An independent Scotland would certainly have to go through the same stages of being assessed as the CEE countries to see that it met the Copenhagen criteria of being a market economy and a rule-based, human rights respecting democracy. It would also be likely to agree an Association Agreement with the EU, and to get some pre-accession assistance. The CEE experience also shows that the time the actual accession talks take (two to four years for the first eight countries, plus two years for ratification) may not be any more important, in some ways, than the screening and adaptation process that happens ahead of talks. Once Scotland, as a candidate country had done its homework, accession talks lasting two to four years would be feasible (or possibly slightly less), just as it turned out to be for the CEE states.

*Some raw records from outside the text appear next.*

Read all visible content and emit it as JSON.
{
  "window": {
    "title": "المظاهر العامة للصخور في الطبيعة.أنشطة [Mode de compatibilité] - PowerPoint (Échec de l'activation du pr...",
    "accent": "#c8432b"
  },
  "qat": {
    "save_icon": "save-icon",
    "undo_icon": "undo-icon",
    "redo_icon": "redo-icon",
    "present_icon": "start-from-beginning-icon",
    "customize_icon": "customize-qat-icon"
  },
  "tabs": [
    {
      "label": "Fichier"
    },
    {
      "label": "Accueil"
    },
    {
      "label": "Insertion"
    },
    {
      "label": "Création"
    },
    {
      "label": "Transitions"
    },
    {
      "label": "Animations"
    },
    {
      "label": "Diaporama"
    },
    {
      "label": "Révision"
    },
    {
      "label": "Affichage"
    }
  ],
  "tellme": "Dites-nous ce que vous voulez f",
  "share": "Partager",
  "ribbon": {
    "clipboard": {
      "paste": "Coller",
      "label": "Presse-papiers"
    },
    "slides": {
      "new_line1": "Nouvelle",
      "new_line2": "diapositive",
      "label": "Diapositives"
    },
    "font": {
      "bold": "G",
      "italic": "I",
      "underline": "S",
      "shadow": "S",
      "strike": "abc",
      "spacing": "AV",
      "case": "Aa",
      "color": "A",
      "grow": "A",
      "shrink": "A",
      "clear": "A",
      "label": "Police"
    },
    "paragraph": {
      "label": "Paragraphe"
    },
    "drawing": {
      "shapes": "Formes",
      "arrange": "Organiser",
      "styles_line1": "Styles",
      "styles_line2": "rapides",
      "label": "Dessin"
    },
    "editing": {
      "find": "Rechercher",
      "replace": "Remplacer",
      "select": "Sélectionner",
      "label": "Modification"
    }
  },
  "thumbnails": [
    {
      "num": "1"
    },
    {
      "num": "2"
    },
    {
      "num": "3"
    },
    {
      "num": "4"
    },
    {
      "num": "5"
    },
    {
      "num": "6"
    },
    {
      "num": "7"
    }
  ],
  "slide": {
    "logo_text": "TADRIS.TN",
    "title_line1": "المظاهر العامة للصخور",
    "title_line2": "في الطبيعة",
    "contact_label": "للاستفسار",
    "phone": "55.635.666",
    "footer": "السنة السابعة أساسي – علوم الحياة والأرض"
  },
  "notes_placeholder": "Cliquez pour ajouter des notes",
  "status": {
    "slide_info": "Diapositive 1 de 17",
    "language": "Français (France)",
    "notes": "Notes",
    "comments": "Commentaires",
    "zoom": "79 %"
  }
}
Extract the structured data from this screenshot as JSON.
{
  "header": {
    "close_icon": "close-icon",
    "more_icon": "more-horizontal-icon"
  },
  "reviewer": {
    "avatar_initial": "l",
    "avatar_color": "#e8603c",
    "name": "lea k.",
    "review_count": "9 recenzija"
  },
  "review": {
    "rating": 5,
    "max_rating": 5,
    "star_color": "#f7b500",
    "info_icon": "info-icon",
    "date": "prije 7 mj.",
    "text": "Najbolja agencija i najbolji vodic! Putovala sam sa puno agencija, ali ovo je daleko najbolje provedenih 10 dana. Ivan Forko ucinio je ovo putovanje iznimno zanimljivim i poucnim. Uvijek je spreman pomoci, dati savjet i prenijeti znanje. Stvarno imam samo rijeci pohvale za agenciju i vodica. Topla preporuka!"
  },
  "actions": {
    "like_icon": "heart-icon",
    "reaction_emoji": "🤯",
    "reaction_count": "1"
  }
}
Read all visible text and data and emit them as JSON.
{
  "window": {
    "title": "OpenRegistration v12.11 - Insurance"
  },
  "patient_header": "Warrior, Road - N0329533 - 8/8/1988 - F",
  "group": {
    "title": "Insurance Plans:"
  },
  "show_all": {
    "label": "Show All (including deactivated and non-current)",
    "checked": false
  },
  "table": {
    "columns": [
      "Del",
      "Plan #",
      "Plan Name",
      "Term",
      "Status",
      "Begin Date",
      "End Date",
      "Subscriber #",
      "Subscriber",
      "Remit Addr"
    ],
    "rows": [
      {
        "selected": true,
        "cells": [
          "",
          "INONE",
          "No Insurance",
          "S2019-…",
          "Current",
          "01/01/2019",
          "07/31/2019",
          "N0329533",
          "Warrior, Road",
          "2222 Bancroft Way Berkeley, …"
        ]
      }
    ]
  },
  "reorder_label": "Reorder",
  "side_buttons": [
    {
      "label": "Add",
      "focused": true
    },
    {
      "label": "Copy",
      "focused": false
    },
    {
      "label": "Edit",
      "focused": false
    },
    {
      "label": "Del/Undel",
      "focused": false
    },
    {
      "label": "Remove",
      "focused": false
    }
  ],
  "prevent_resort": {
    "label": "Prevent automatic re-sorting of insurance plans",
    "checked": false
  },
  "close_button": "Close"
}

And Scotland’s negotiators and politicians would need to be aware or learn what the CEE, and other, candidates have had to learn, sometimes painfully – that these are not really two-sided negotiations. Accession talks are a process where the EU holds all the cards and is scrutinising each candidate, in great detail, as to whether it comes up to the mark or not. It is not a moment or process to ask for several or major exceptions or opt-outs, though there may be some specific issues where some transition or exception will be considered.
Conclusion
Overall, the message from the CEE experience, for an independent Scotland aiming to join the EU, is by and large a positive one. A diverse range of states, facing their own major political and economic transitions (including for several becoming or regaining independence), all joined the European Union. The EU’s own political debates about the wisdom of enlargement, and the internal changes needed to accommodate accession, did not, in the end, stop the process from happening. Scotland, as the various chapters in this report show, would face its own challenges as a candidate country. But there is no reason to think that, as with the CEE countries, those challenges could and would not be overcome.
This was originally posted as part of a report from Scottish Centre on European Relations report 'An Independent Scotland in EU: Issues for Accession'.